EDIT: I know there are distributions with inifnite expectation valujes for which switching is beneficial - I just found it amusing that you happened to pick one where it isn't.
You may want to rethink that...
This argument hinges on the reveal of eight dollars implying that one of the following sequences took place:
H H H T
H H T H
H H T T
which is true. But it also assumes that the probability of each is equal, which is false in this situation. The probability of H H H T given H H H ? and dollars = 8 is 100%, thus the probability of H H H T given H H and dollars = 8 is 50%. Each of H H T H and H H T T has probability 25%.
Infinite E[X] is definitely a special case, and in terms of practicality rather than theoretical rigor should probably be ignored. It's not something that should be sprung unannounced. In roughly layman's terms, that means that the average value of the money in the bag at the start is unbounded or infinite. Not just the possibilities of money in the bag being unbounded, but also the expected amount of money in the bag.
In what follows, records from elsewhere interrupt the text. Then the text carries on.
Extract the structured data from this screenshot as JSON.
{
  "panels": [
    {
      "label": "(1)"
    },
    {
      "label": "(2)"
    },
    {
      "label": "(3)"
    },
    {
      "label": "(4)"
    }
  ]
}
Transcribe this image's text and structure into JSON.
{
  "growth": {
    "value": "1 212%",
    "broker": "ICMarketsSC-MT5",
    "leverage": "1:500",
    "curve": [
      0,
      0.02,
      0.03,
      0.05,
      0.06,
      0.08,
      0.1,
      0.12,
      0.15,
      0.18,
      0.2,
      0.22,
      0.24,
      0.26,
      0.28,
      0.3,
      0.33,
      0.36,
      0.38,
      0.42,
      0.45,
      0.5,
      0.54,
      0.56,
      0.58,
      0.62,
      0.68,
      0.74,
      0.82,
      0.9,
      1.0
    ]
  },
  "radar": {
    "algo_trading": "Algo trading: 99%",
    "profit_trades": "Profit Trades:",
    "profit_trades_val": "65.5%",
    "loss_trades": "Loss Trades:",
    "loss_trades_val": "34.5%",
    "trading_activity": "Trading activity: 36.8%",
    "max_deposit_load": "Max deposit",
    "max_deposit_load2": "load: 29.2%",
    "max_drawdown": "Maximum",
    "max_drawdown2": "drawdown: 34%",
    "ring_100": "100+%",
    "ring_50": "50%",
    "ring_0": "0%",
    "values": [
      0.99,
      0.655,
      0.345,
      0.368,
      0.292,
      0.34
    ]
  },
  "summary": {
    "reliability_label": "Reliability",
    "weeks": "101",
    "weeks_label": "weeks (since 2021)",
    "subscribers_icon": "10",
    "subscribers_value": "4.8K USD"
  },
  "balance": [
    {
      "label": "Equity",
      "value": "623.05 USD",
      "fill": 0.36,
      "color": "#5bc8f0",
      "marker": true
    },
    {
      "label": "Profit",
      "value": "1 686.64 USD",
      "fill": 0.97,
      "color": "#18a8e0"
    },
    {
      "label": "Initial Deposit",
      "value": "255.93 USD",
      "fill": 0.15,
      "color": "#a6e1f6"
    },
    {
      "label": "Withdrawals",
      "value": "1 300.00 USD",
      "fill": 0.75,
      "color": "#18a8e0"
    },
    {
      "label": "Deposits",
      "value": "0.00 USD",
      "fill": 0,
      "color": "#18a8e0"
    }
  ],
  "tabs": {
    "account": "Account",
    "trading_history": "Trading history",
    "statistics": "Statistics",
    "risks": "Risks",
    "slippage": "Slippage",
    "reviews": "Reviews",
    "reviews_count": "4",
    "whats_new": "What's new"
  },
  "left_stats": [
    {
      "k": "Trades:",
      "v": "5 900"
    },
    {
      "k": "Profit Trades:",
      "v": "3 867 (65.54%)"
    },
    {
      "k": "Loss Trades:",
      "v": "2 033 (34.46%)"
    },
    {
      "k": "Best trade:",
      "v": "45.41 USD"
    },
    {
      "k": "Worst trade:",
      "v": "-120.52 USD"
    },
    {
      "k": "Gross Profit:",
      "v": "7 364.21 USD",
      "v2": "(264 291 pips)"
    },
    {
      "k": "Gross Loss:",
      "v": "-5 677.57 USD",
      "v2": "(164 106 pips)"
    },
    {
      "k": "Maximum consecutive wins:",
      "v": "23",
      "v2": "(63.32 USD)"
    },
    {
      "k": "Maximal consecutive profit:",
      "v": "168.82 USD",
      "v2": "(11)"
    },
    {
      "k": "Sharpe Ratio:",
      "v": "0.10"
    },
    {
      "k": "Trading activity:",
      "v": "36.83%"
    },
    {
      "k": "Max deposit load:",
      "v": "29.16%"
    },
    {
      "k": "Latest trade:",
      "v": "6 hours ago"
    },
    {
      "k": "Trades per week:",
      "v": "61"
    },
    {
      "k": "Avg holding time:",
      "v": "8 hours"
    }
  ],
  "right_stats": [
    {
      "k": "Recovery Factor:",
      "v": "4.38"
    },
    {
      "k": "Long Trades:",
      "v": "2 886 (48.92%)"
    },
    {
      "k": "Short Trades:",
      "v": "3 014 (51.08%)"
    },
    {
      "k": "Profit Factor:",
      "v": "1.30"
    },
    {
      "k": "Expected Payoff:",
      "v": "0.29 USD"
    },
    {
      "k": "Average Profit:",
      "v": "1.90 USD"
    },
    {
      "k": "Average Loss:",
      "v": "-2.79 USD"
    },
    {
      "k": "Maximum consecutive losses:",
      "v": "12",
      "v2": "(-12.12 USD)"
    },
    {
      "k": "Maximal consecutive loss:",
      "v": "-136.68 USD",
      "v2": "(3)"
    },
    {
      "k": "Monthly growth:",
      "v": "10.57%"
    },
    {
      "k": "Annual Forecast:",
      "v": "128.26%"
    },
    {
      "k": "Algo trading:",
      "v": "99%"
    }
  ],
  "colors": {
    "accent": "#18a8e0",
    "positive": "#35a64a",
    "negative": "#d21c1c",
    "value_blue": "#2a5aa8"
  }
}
So any finite amount of money found in the bag is below expectations and not acceptable. Assuming that there could be an unbounded amount of money in the bag in the first place is a bit of a stretch for a colloquial problem statement, but on top of that infinite expectation? That's too much.
If infinite expectation is to be considered it should really be stated formally.
Except that you don't know how many times she flipped the coin. The idea is that she secretly flips until she gets heads, then gives you 2^n dollars, where n is the number of flips before getting heads, including the heads flip. The expected value for that transaction is infinite. Therefore, any finite amount you receive is disappointing, and it is always in your interest to ask her to do it again (or to switch to a second envelope where the same thing was done).
The basic idea, though, that we can translate over to the two briefcases, one doubling the other problem is that infinite expected value can lead you to want to switch no matter what finite value you are offered.
In terms of practicality, X has an upper bound - either the amount of money you can fit into a briefcase or the net worth of the person making the offer or the total money supply. Moreover, in terms of practicality, X wouldn't be uniformly distributed, even over the bounded range (who gives away all of their money?). The whole point of the problem is "theoretical rigor."
Besides, the conclusion that, as you put it, the expected amount of money in the bag is unbounded flows directly from the conclusion that the possibilities of money in the bag are unbounded. The one leads to the other.
For all non-wacky cases of the distribution of X it has zero expectation across all possible values of X to switch, full stop. There can be positive and negative expectations for switching with specific values of X, but they average out to zero. Since knowing a specific measurement of X tells you little about the underlying distribution, then switching is zero expectation.